Show HN: LLM-aided OCR – Correcting Tesseract OCR errors with LLMs
Overall response
- Many commenters like the idea of layering LLMs on top of OCR, especially for long, low‑quality scans (old books, archives) where manual cleanup is painful.
- Others feel Tesseract is outdated and that newer OCR or vision models alone can now do better.
Tesseract and other OCR engines
- Tesseract is praised for being free, CPU‑friendly, and fast, but accuracy is a recurring complaint—especially with digits, punctuation, plus signs, and non‑Latin scripts.
- Some note that tuning DPI (around 300) helps, but still hit issues like “77” → “7” or “+40%” → “440%”.
- Alternatives mentioned: EasyOCR, PaddleOCR, Surya, TrOCR, Nougat, Donut, and commercial APIs (Google, Amazon Textract, Azure).

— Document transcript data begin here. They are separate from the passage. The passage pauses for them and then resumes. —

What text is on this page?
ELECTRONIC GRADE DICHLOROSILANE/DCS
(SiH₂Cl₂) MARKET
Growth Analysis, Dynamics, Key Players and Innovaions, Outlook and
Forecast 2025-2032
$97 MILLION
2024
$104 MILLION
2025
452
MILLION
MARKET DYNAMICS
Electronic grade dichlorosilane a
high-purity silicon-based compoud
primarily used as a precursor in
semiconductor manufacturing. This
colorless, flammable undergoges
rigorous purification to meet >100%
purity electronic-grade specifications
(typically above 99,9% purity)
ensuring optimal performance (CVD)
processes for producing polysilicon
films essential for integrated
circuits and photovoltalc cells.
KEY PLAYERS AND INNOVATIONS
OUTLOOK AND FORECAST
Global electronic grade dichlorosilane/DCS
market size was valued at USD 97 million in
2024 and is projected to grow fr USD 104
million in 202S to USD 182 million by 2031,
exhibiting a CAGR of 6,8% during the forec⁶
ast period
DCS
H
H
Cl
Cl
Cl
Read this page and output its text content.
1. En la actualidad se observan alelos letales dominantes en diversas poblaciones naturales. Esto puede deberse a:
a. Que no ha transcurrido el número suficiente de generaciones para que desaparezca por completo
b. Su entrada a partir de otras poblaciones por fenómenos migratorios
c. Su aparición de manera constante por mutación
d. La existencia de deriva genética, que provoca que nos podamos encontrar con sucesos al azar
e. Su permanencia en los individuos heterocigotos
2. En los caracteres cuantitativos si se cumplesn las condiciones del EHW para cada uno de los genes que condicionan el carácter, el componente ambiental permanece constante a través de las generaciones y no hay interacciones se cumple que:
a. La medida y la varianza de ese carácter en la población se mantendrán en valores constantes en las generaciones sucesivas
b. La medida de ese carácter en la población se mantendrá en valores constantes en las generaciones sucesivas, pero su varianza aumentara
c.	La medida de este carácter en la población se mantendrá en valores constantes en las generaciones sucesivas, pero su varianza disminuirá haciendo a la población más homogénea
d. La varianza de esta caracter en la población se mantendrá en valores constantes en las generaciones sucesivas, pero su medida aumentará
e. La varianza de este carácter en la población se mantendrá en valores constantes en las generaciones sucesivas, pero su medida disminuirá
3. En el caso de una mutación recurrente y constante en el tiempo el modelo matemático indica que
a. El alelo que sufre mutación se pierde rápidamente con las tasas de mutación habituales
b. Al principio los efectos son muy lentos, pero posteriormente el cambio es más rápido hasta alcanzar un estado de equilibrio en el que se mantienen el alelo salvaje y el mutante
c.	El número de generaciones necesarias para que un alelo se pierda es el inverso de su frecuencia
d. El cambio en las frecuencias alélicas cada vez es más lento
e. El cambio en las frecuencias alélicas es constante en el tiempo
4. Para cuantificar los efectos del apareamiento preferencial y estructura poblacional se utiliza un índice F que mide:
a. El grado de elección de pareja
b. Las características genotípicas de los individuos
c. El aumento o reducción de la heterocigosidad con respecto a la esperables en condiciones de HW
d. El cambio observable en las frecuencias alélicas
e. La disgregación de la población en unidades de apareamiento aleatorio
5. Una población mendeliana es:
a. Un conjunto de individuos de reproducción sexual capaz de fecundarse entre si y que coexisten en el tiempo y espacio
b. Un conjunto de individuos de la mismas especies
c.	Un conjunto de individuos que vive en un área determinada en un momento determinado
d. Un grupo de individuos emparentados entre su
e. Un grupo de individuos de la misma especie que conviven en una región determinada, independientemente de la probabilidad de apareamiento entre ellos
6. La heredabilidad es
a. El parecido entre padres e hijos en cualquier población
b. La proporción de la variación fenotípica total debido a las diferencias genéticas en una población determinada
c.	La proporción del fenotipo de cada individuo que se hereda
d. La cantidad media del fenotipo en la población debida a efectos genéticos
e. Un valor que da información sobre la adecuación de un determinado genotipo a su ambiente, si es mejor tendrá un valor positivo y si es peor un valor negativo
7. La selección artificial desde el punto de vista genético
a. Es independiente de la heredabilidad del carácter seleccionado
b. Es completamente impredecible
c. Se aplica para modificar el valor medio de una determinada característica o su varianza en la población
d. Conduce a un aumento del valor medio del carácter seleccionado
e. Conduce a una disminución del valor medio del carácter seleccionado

- For Arabic, Japanese, and German, several report that commercial cloud OCR is clearly superior to open‑source options but at the cost of dependency and privacy.
LLM‑aided correction: strengths and weaknesses
- The LLM layer shines on prose: fixing obvious OCR typos, normalizing punctuation, and turning noisy scans into readable markdown/epub text.
- It is much less trustworthy for numbers, names, and contract‑like documents; several insist such outputs must be manually checked, often field‑by‑field.
- Multi‑stage prompting and narrow tasks per step matter more than model choice. Prompt engineering is key.
- Some show examples where an LLM correctly “rescues” Tesseract errors using domain context (finance, road names).
Vision LLMs vs OCR+LLM pipelines
- Opinions diverge:
- Some claim GPT‑4V/4o, Claude, Gemini Flash, and specialized models (e.g., Florence‑2) already outperform Tesseract/EasyOCR for many documents, including equations and tables, and can work directly from PDFs or page images.
- Others find small open multimodal models slower and less accurate than classical OCR, especially on symbols, dense tables, and weird layouts.
- There’s debate over cost: some say page‑image → GPT‑4o‑mini is comparable to OCR+LLM; others think full VLM OCR is still orders of magnitude more expensive.
Hallucinations, safety, and trust
- Multiple commenters worry about “silent” semantic errors (numbers, legal terms) analogous to the historic JBIG2 Xerox bug; they prefer visibly broken OCR over polished but wrong text.
- LLM hallucinations and safety filters (e.g., refusing violent content) are seen as real risks for sensitive documents like police reports or contracts.
- Attempts to detect prompt‑injection or safety interference via additional prompts are viewed as only partially reliable.
Complex layouts, tables, and handwriting
- Multi‑column layouts, forms, dense tables, charts, and scientific formulas remain difficult. Some recommend specialized models (e.g., for formulas or invoices) plus a final LLM cleanup.
- Handwriting OCR is still weak overall; certain vision transformers and GPT‑4o work well on neat handwriting, but large personal archives and cursive remain challenging.